The ulnar nerve can be compressed at several distinct sites around the elbow, most commonly at the cubital tunnel. The cubital tunnel itself is bordered by the medial epicondyle anteriorly, the olecranon laterally, and the two heads of the flexor carpi ulnaris (FCU) distally. The roof of the tunnel, which connects the humeral and ulnar heads of the FCU, is formed by Osborne's ligament (or Osborne's fascia). The Arcade of Struthers is a fascial band proximal to the medial epicondyle. The Ligament of Struthers and the Lacertus fibrosus are associated with median nerve compression.

Question 100

A 72-year-old woman undergoes a reverse total shoulder arthroplasty (RTSA) for severe rotator cuff tear arthropathy. The design of the prosthesis fundamentally alters the biomechanics of the glenohumeral joint to compensate for the absent rotator cuff.
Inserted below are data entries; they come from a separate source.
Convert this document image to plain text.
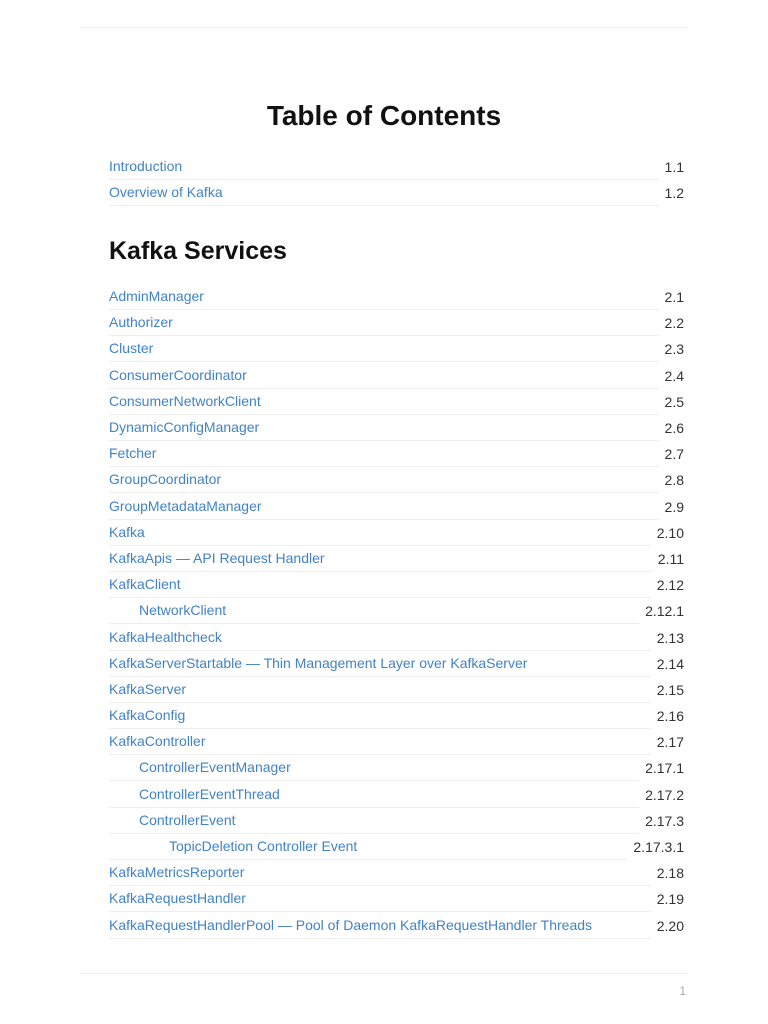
Table of Contents
Introduction	1.1
Overview of Kafka	1.2
Kafka Services
AdminManager	2.1
Authorizer	2.2
Cluster	2.3
ConsumerCoordinator	2.4
ConsumerNetworkClient	2.5
DynamicConfigManager	2.6
Fetcher	2.7
GroupCoordinator	2.8
GroupMetadataManager	2.9
Kafka	2.10
KafkaApis — API Request Handler	2.11
KafkaClient	2.12
NetworkClient	2.12.1
KafkaHealthcheck	2.13
KafkaServerStartable — Thin Management Layer over KafkaServer	2.14
KafkaServer	2.15
KafkaConfig	2.16
KafkaController	2.17
ControllerEventManager	2.17.1
ControllerEventThread	2.17.2
ControllerEvent	2.17.3
TopicDeletion Controller Event	2.17.3.1
KafkaMetricsReporter	2.18
KafkaRequestHandler	2.19
KafkaRequestHandlerPool — Pool of Daemon KafkaRequestHandler Threads	2.20
1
According to the original Grammont design principles, how is the center of rotation (COR) of the glenohumeral joint altered compared to the native anatomic state?





Explanation

The Grammont design for reverse total shoulder arthroplasty relies on moving the center of rotation (COR) medially and inferiorly. Medializing the COR decreases the torque at the glenoid component-bone interface, reducing the risk of baseplate failure, and increases the number of deltoid fibers recruited for elevation. Inferiorizing the COR properly tensions the deltoid muscle, thereby increasing its resting tone and mechanical advantage, allowing the deltoid to effectively elevate the arm in the absence of a functioning supraspinatus.